The Walkability of Arlington, VA
My personal experience and opinions on Arlington, VA and its urban planning.
This article was tagged with: Urban Planning/Public Transportation
There are 918 words in this article, and it will probably take you less than 5 minutes to read it.
This article was published 2023-10-18 00:00:00 -0400, which makes this post and me old when I published it.
Where is Arlington, VA?
Arlington is located in Northern Virginia just outside of Washington DC. Arlington is sometimes referred to as the “Rosslyn-Ballston Corridor” because of how neighborhoods are built out near each other due to the DC Metro running through it. The stops are Ballston, Virginia Square, Clarendon, Court House, and Rosslyn.

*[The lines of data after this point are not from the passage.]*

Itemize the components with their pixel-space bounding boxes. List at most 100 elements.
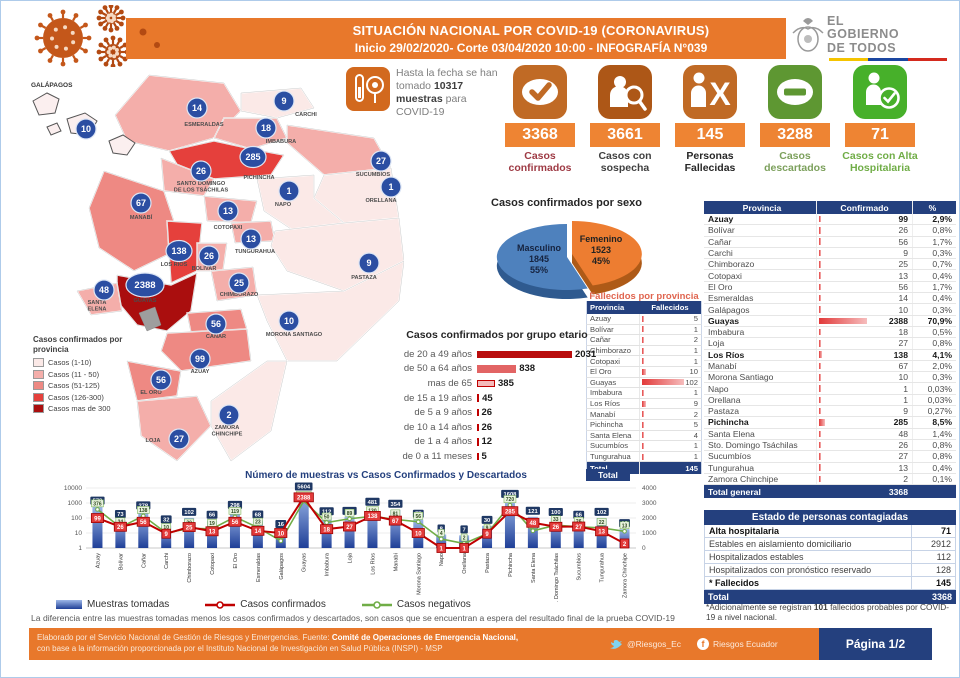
footer-social: @Riesgos_Ec f Riesgos Ecuador [609, 638, 778, 650]
combo-chart-legend: Muestras tomadas Casos confirmados Casos n… [56, 599, 616, 610]
confirmados-value: 14 [255, 529, 262, 535]
samples-value: 1608 [504, 492, 518, 498]
case-count-badge [240, 228, 262, 250]
age-bar-row: de 10 a 14 años 26 [397, 420, 597, 435]
left-axis-tick: 1 [78, 545, 82, 552]
x-axis-label: Azuay [95, 553, 101, 569]
samples-value: 16 [278, 522, 285, 528]
age-bar [477, 365, 517, 373]
map-legend-item: Casos (11 - 50) [33, 369, 151, 379]
logo-line1: EL [827, 14, 844, 29]
age-bar-row: de 15 a 19 años 45 [397, 391, 597, 406]
facebook-handle: f Riesgos Ecuador [696, 638, 778, 650]
samples-value: 68 [255, 513, 262, 519]
case-count-badge [150, 369, 172, 391]
case-count-badge [125, 272, 165, 298]
x-axis-label: Morona Santiago [416, 553, 422, 595]
table-row: Chimborazo 1 [586, 345, 702, 357]
samples-value: 66 [209, 513, 216, 519]
province-label: TUNGURAHUA [235, 249, 275, 255]
samples-value: 298 [230, 503, 240, 509]
confirmados-value: 99 [94, 516, 101, 522]
x-axis-label: Napo [439, 553, 445, 566]
estado-table-title: Estado de personas contagiadas [704, 510, 956, 525]
table-row: Santa Elena 48 1,4% [704, 428, 956, 440]
table-row: Hospitalizados con pronóstico reservado 1… [704, 564, 956, 577]
right-axis-tick: 4000 [642, 485, 657, 492]
samples-value: 481 [368, 500, 378, 506]
case-count-value: 26 [204, 251, 214, 261]
stat-value: 145 [675, 123, 745, 147]
table-row: Tungurahua 1 [586, 451, 702, 463]
confirmados-value: 13 [209, 530, 216, 536]
table-row: Bolívar 26 0,8% [704, 225, 956, 237]
virus-dots-icon [139, 28, 160, 48]
samples-value: 121 [528, 509, 538, 515]
table-row: Pichincha 5 [586, 419, 702, 431]
samples-value: 66 [575, 513, 582, 519]
province-label: CARCHI [295, 112, 317, 118]
samples-value: 100 [551, 510, 561, 516]
case-count-badge [273, 90, 295, 112]
province-label: CAÑAR [206, 333, 226, 340]
ecuador-flag-stripe [829, 58, 947, 61]
table-row: * Fallecidos 145 [704, 577, 956, 590]
table-row: Imbabura 18 0,5% [704, 326, 956, 339]
case-count-value: 27 [174, 434, 184, 444]
case-count-value: 9 [281, 96, 286, 106]
galapagos-label: GALÁPAGOS [31, 80, 73, 89]
stat-label: Personas Fallecidas [684, 150, 736, 175]
case-count-badge [380, 176, 402, 198]
samples-value: 7 [463, 527, 466, 533]
confirmados-value: 26 [552, 525, 559, 531]
logo-line2: GOBIERNO [827, 27, 900, 42]
gulf-islands [138, 306, 162, 332]
map-legend-item: Casos mas de 300 [33, 404, 151, 414]
galapagos-islands [46, 122, 62, 136]
case-count-value: 27 [376, 156, 386, 166]
age-category: de 5 a 9 años [414, 407, 472, 419]
table-row: Cotopaxi 13 0,4% [704, 270, 956, 282]
samples-value: 102 [184, 510, 194, 516]
x-axis-label: Pastaza [485, 552, 491, 573]
stat-card-sospecha: 3661 Casos con sospecha [586, 65, 664, 174]
province-label: BOLÍVAR [192, 264, 217, 272]
province-label: MORONA SANTIAGO [266, 332, 323, 338]
case-count-value: 2388 [134, 280, 155, 291]
legend-swatch [33, 358, 44, 368]
samples-value: 354 [391, 502, 401, 508]
age-value: 26 [481, 421, 493, 433]
confirmados-value: 26 [117, 525, 124, 531]
province-label: PASTAZA [351, 275, 377, 281]
samples-bar [229, 510, 240, 548]
negativos-value: 19 [209, 521, 215, 527]
table-row: Alta hospitalaria 71 [704, 525, 956, 538]
right-axis-tick: 1000 [642, 530, 657, 537]
stat-value: 3661 [590, 123, 660, 147]
case-count-value: 14 [192, 103, 202, 113]
x-axis-label: Sto. Domingo Tsáchilas [554, 553, 560, 602]
age-bar-row: mas de 65 385 [397, 376, 597, 391]
age-category: de 0 a 11 meses [402, 450, 472, 462]
footer-credits: Elaborado por el Servicio Nacional de Ge… [37, 633, 519, 653]
left-axis-tick: 10 [75, 530, 83, 537]
table-row: Estables en aislamiento domiciliario 2912 [704, 538, 956, 551]
twitter-handle: @Riesgos_Ec [609, 639, 681, 650]
logo-line3: DE TODOS [827, 40, 897, 55]
fallecidos-table-title: Fallecidos por provincia [589, 291, 699, 302]
case-count-value: 67 [136, 198, 146, 208]
negativos-value: 56 [416, 514, 422, 520]
x-axis-label: Loja [348, 552, 354, 563]
footer-bar: Elaborado por el Servicio Nacional de Ge… [29, 628, 819, 660]
legend-confirmados: Casos confirmados [205, 599, 326, 610]
case-count-badge [255, 117, 277, 139]
table-row: Guayas 102 [586, 377, 702, 389]
table-row: Loja 27 0,8% [704, 338, 956, 350]
age-bar-row: de 50 a 64 años 838 [397, 362, 597, 377]
province-label: MANABÍ [130, 213, 153, 221]
legend-label: Casos (126-300) [48, 392, 104, 402]
stat-label: Casos con Alta Hospitalaria [842, 150, 918, 175]
stat-value: 3288 [760, 123, 830, 147]
bar-swatch [56, 600, 82, 609]
age-bar [477, 423, 479, 432]
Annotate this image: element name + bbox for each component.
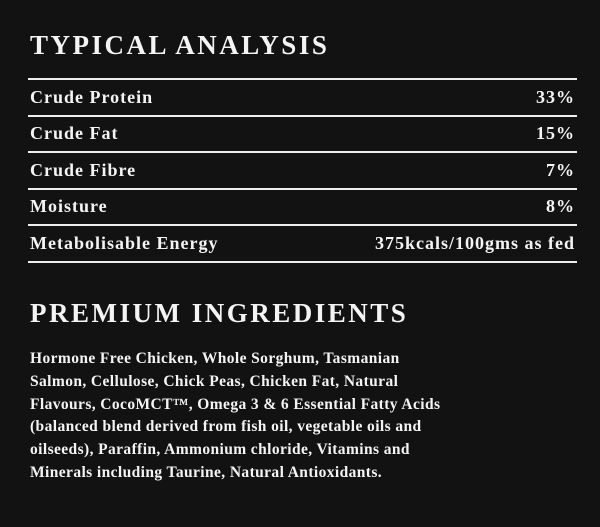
ingredients-line: (balanced blend derived from fish oil, v… — [30, 418, 422, 436]
analysis-title: TYPICAL ANALYSIS — [30, 30, 330, 60]
ingredients-title: PREMIUM INGREDIENTS — [30, 298, 409, 328]
nutrient-value: 8% — [546, 196, 575, 217]
analysis-table: Crude Protein 33% Crude Fat 15% Crude Fibre 7… — [28, 78, 577, 263]
ingredients-line: Flavours, CocoMCT™, Omega 3 & 6 Essentia… — [30, 395, 441, 413]
analysis-row: Moisture 8% — [28, 190, 577, 226]
ingredients-line: Hormone Free Chicken, Whole Sorghum, Tas… — [30, 350, 400, 367]
ingredients-line: oilseeds), Paraffin, Ammonium chloride, … — [30, 441, 410, 459]
nutrient-name: Crude Fat — [30, 123, 119, 144]
nutrient-name: Metabolisable Energy — [30, 232, 219, 253]
analysis-row: Crude Fibre 7% — [28, 153, 577, 190]
nutrient-value: 15% — [536, 123, 575, 144]
nutrient-name: Crude Fibre — [30, 159, 137, 180]
nutrient-name: Moisture — [30, 196, 108, 217]
analysis-row: Crude Fat 15% — [28, 117, 577, 153]
nutrient-name: Crude Protein — [30, 86, 154, 107]
ingredients-line: Minerals including Taurine, Natural Anti… — [30, 463, 383, 481]
analysis-row: Metabolisable Energy 375kcals/100gms as f… — [28, 226, 577, 263]
nutrient-value: 7% — [546, 159, 575, 180]
nutrient-value: 375kcals/100gms as fed — [374, 232, 575, 253]
nutrient-value: 33% — [536, 86, 575, 107]
ingredients-line: Salmon, Cellulose, Chick Peas, Chicken F… — [30, 372, 399, 390]
ingredients-text: Hormone Free Chicken, Whole Sorghum, Tas… — [30, 348, 440, 485]
analysis-row: Crude Protein 33% — [28, 80, 577, 117]
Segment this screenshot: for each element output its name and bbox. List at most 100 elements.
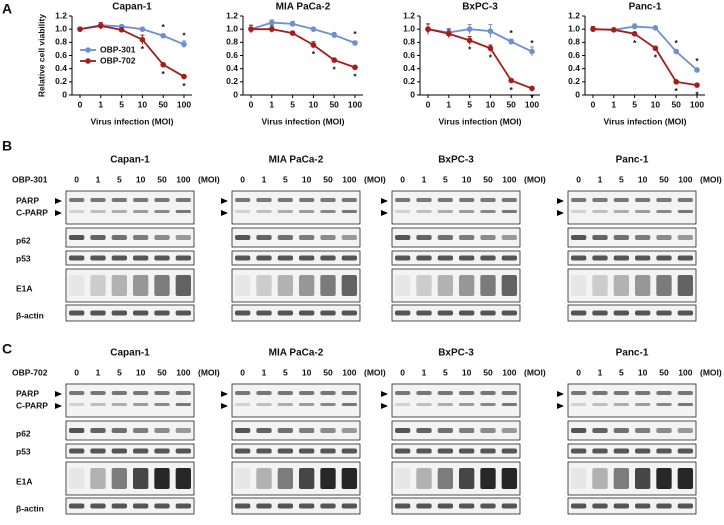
x-axis-title: Virus infection (MOI)	[91, 116, 174, 126]
dose-label: 1	[96, 367, 101, 377]
band	[69, 428, 85, 433]
band	[235, 210, 251, 213]
y-tick-label: 0	[410, 89, 415, 99]
y-tick-label: 0.4	[55, 63, 67, 73]
band	[501, 275, 517, 296]
y-axis-title: Relative cell viability	[36, 14, 46, 97]
arrowhead	[557, 210, 564, 216]
dose-label: 10	[638, 367, 648, 377]
dose-label: 50	[483, 174, 493, 184]
band	[677, 448, 693, 454]
dose-label: 10	[302, 367, 312, 377]
band	[480, 310, 496, 316]
band	[320, 198, 336, 202]
row-label: C-PARP	[16, 400, 48, 410]
band	[592, 468, 608, 489]
band	[69, 310, 85, 316]
band	[656, 391, 672, 395]
arrowhead	[221, 210, 228, 216]
band	[592, 503, 608, 509]
band	[677, 391, 693, 395]
blot-box	[231, 250, 361, 266]
band	[571, 235, 587, 240]
x-tick-label: 50	[158, 99, 168, 109]
row-label: β-actin	[16, 310, 44, 320]
band	[277, 255, 293, 261]
y-tick-label: 1.0	[403, 23, 415, 33]
x-tick-label: 5	[290, 99, 295, 109]
significance-star: *	[489, 53, 493, 63]
band	[571, 198, 587, 202]
row-label: p62	[16, 428, 31, 438]
band	[677, 403, 693, 406]
dose-label: 0	[74, 367, 79, 377]
blot-box	[391, 383, 521, 418]
series-line	[427, 28, 533, 53]
dose-label: 50	[157, 174, 167, 184]
band	[437, 448, 453, 454]
band	[299, 503, 315, 509]
band	[635, 468, 651, 489]
band	[320, 255, 336, 261]
band	[592, 275, 608, 296]
series-line	[79, 24, 185, 78]
blot-box	[231, 443, 361, 459]
arrowhead	[381, 198, 388, 204]
band	[480, 403, 496, 406]
band	[592, 448, 608, 454]
blot-box	[65, 383, 195, 418]
significance-star: *	[695, 56, 699, 66]
band	[277, 235, 293, 240]
arrowhead	[557, 198, 564, 204]
band	[175, 428, 191, 433]
blot-box	[231, 497, 361, 515]
data-point	[181, 41, 187, 48]
blot-box	[65, 497, 195, 515]
blot-box	[231, 383, 361, 418]
band	[613, 428, 629, 433]
series-line	[250, 21, 356, 44]
band	[90, 275, 106, 296]
band	[154, 255, 170, 261]
significance-star: *	[675, 86, 679, 96]
x-tick-label: 50	[329, 99, 339, 109]
y-tick-label: 0.6	[55, 50, 67, 60]
band	[459, 403, 475, 406]
chart-title: Panc-1	[629, 2, 662, 13]
blot-box	[567, 420, 697, 441]
legend-marker	[85, 58, 91, 64]
row-label: p53	[16, 253, 31, 263]
band	[635, 198, 651, 202]
band	[341, 198, 357, 202]
data-point	[352, 64, 358, 71]
x-tick-label: 0	[426, 99, 431, 109]
band	[235, 428, 251, 433]
band	[395, 310, 411, 316]
blot-box	[391, 304, 521, 322]
band	[175, 210, 191, 213]
band	[571, 391, 587, 395]
band	[635, 310, 651, 316]
row-label: C-PARP	[16, 207, 48, 217]
significance-star: *	[312, 49, 316, 59]
x-axis-title: Virus infection (MOI)	[439, 116, 522, 126]
band	[69, 403, 85, 406]
significance-star: *	[162, 69, 166, 79]
band	[416, 448, 432, 454]
series-line	[592, 25, 698, 71]
dose-label: 100	[342, 174, 356, 184]
band	[501, 210, 517, 213]
band	[677, 310, 693, 316]
band	[235, 503, 251, 509]
blot-box	[567, 227, 697, 248]
significance-star: *	[141, 44, 145, 54]
band	[256, 310, 272, 316]
band	[416, 428, 432, 433]
band	[133, 275, 149, 296]
dose-label: 50	[157, 367, 167, 377]
arrowhead	[557, 391, 564, 397]
cell-line-label: MIA PaCa-2	[269, 348, 324, 359]
dose-label: 0	[576, 174, 581, 184]
band	[480, 503, 496, 509]
band	[613, 310, 629, 316]
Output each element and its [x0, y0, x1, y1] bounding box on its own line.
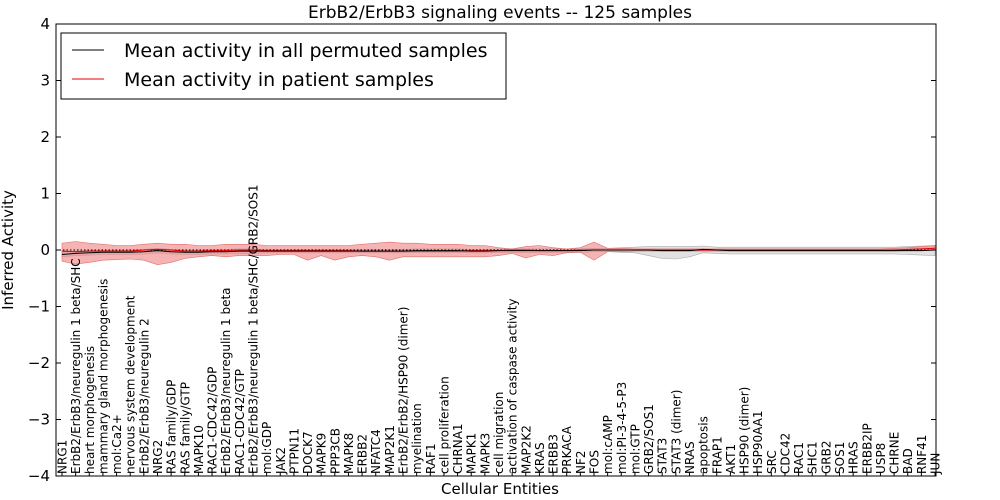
legend-patient-label: Mean activity in patient samples	[124, 69, 434, 91]
x-tick-label: MAPK3	[478, 433, 492, 474]
x-tick-label: NFATC4	[369, 429, 383, 474]
x-tick-label: mol:PI-3-4-5-P3	[615, 382, 629, 474]
y-ticks-layer: −4 −3 −2 −1 0 1 2 3 4	[28, 15, 936, 485]
x-tick-label: ERBB2	[356, 434, 370, 474]
x-tick-label: FRAP1	[710, 436, 724, 474]
x-tick-label: FOS	[588, 450, 602, 474]
y-tick-label: 2	[40, 128, 50, 146]
x-tick-label: HRAS	[847, 441, 861, 474]
x-tick-label: DOCK7	[301, 431, 315, 474]
x-tick-label: RAC1-CDC42/GTP	[233, 369, 247, 474]
x-tick-label: NRG1	[56, 440, 70, 474]
x-tick-label: RAS family/GTP	[178, 382, 192, 474]
x-tick-label: MAPK9	[315, 433, 329, 474]
x-tick-label: MAP2K1	[383, 425, 397, 474]
x-tick-label: NF2	[574, 450, 588, 474]
x-tick-label: nervous system development	[124, 295, 138, 474]
x-tick-label: GRB2	[819, 441, 833, 475]
x-tick-label: RAC1-CDC42/GDP	[206, 367, 220, 474]
legend-permuted-label: Mean activity in all permuted samples	[124, 40, 487, 62]
y-tick-label: 1	[40, 185, 50, 203]
y-tick-label: 3	[40, 72, 50, 90]
x-tick-label: RAF1	[424, 443, 438, 474]
x-tick-label: ErbB2/ErbB2/HSP90 (dimer)	[397, 307, 411, 474]
chart-title: ErbB2/ErbB3 signaling events -- 125 samp…	[308, 3, 692, 23]
x-tick-label: mol:GDP	[260, 422, 274, 474]
x-tick-label: cell migration	[492, 392, 506, 474]
y-tick-label: −3	[28, 411, 50, 429]
x-ticks-layer: NRG1 ErbB2/ErbB3/neuregulin 1 beta/SHC hea…	[56, 185, 943, 476]
x-tick-label: STAT3 (dimer)	[669, 390, 683, 474]
x-tick-label: SRC	[765, 450, 779, 474]
x-tick-label: GRB2/SOS1	[642, 404, 656, 474]
x-tick-label: mol:GTP	[628, 424, 642, 474]
x-tick-label: ErbB2/ErbB3/neuregulin 1 beta	[219, 287, 233, 474]
x-tick-label: PPP3CB	[328, 428, 342, 474]
x-tick-label: MAP2K2	[519, 425, 533, 474]
y-axis-label: Inferred Activity	[0, 190, 17, 310]
x-tick-label: JUN	[929, 453, 943, 475]
x-tick-label: RNF41	[915, 435, 929, 475]
x-tick-label: ErbB2/ErbB3/neuregulin 2	[137, 318, 151, 474]
x-tick-label: apoptosis	[697, 416, 711, 474]
x-tick-label: heart morphogenesis	[83, 346, 97, 474]
x-axis-label: Cellular Entities	[441, 480, 559, 498]
x-tick-label: ERBB2IP	[860, 423, 874, 474]
x-tick-label: ErbB2/ErbB3/neuregulin 1 beta/SHC/GRB2/S…	[247, 185, 261, 475]
x-tick-label: RAC1	[792, 442, 806, 474]
y-tick-label: 0	[40, 241, 50, 259]
x-tick-label: KRAS	[533, 442, 547, 474]
x-tick-label: ErbB2/ErbB3/neuregulin 1 beta/SHC	[69, 258, 83, 474]
x-tick-label: MAPK1	[465, 433, 479, 474]
x-tick-label: CHRNA1	[451, 423, 465, 474]
x-tick-label: mol:cAMP	[601, 415, 615, 474]
x-tick-label: HSP90 (dimer)	[738, 387, 752, 474]
x-tick-label: NRAS	[683, 441, 697, 474]
y-tick-label: −4	[28, 467, 50, 485]
x-tick-label: MAPK10	[192, 425, 206, 474]
x-tick-label: JAK2	[274, 447, 288, 475]
legend: Mean activity in all permuted samples Me…	[60, 32, 507, 100]
x-tick-label: BAD	[901, 448, 915, 474]
x-tick-label: NRG2	[151, 440, 165, 474]
x-tick-label: myelination	[410, 403, 424, 474]
x-tick-label: PTPN11	[287, 428, 301, 474]
x-tick-label: SOS1	[833, 442, 847, 474]
series-lines-layer	[61, 247, 936, 255]
x-tick-label: PRKACA	[560, 425, 574, 474]
x-tick-label: STAT3	[656, 438, 670, 474]
x-tick-label: activation of caspase activity	[506, 298, 520, 473]
x-tick-label: cell proliferation	[437, 376, 451, 474]
x-tick-label: HSP90AA1	[751, 410, 765, 474]
x-tick-label: CHRNE	[888, 432, 902, 474]
x-tick-label: mol:Ca2+	[110, 414, 124, 474]
x-tick-label: mammary gland morphogenesis	[96, 279, 110, 474]
x-tick-label: ERBB3	[547, 434, 561, 474]
x-tick-label: RAS family/GDP	[165, 380, 179, 474]
x-tick-label: AKT1	[724, 444, 738, 474]
x-tick-label: SHC1	[806, 441, 820, 474]
y-tick-label: 4	[40, 15, 50, 33]
y-tick-label: −1	[28, 298, 50, 316]
permuted-mean-line	[61, 248, 936, 255]
y-tick-label: −2	[28, 354, 50, 372]
legend-box	[60, 32, 507, 100]
x-tick-label: CDC42	[779, 433, 793, 474]
x-tick-label: MAPK8	[342, 433, 356, 474]
x-tick-label: USP8	[874, 443, 888, 474]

I lived in Ballston neighborhood on North Vermont Street (aside: read about how Arlington got its street names). This was really nice because I was a close walk to the Ballston Metro station and about a 30 minute trip to my work. You’re only about 15 minutes away from Foggy Bottom/DC and you can catch trains on the Silver and Orange line.
My General Experience
- Ballston had huge sidewalks that felt like they really wanted you to walk around.
- They also had the Ballston Quarter mall close by that wasn’t really a traditional mall. It didn’t have a lot of the big chain stores that you would normally think of in a mall. Additionally, the food court, called the Quarter Market, had a lot of pop-up or small food concepts which I thought was awesome.
- There wasn’t a lot of retail shopping in Ballston, you had to go to Clarendon for this, like Clarendon Crossing, but that was still in walking distance for me.
- I had to walk to a Post Office in Clarendon from Ballston because I couldn’t find a mailbox in my neighborhood, but I think this is just because I didn’t search too hard.
- The cross walk timings felt like they prioritized humans, although sometimes there were times that in a four-way intersection the walk light doesn’t come on because there’s a protected left turn light on. Usually there are no cars coming so you just have to learn how to ignore the walk lights and jaywalk.
I had a number of grocery stores within walking distance as well as places to get beer, wine, and liquor (you can buy beer and wine in grocery stores, but most go to a Virginia ABC store for hard liquor). Walking to get groceries is not efficient but since it is close you can go more often. This is a bit of a trade-off because you are screwed if you don’t have time that day to go to the store, but going more often with smaller trips allows you to experience more sales and buy things at a slower pace so that you can use up things you have before getting something else. Buying things like produce is best if you buy smaller amounts that are more fresh because the worst thing is having some wilted lettuce or slimy spinach.
Walking to get your groceries is a great way to get some activity into your day because you have the walking but also the usage of your upper body when you are carrying the groceries home. Walking to groceries pretty much necessitates having reusable bags because they are the only thing that has enough volume and strength to hold your groceries when compared to plastic or paper bags. There is obviously a limit to the number of things that you can buy because you have to carry them, but I think that a person could buy a whole week’s worth of groceries for one or two people in one trip (two bags, one per hand).
Restaurants and Bars
This is all anecdotal and I don’t have any statistics to back this up, but Arlington, Ballston in particular has a lot of mixed use developments like office buildings with stores on the bottom. This can be really nice, but some are empty because I imagine the rents are high so it makes it hard for smaller restaurants to succeed. In my year there I only saw one restaurant close, but I imagine that there were others that were struggling. Additionally, there were also a bunch of spaces that stayed vacant the entire year I was there.
I think there were a lot of popular fast/fast casual restaurant chains in the area like Chipotle, Sweetgreen, McDonald’s, etc, but there is still a good presence of local restaurants. So there is enough within walking distance, but the real gem is the ability to use public transport to go to other places to go out to eat. And since you used public transportation, you’re able to get a drink or two out at a restaurant or bar and still be able to get home because you can just take the train or bus back.
Green Space and Recreation
Ballston had trees planted by streets, but like other cities there wasn’t that much other plant life. However, that’s not to say that there wasn’t any green area. Near by is Bluemont Park and Quincy Park. Bluemont Park had a lot of various fields and even a disc golf course, while Quincy Park was mostly for baseball and had a basketball court and playground as well.
For other recreation there were always a lot of runners and bikers on the W&OD trail and the Custis Trail that were close by. There was also a local high school track that I’m not sure if you were technically allowed to use, but I know people that used it to train. There were a few gyms close by in the area but I was either walking or using my stationary bike/weights in my house so I didn’t need a gym membership.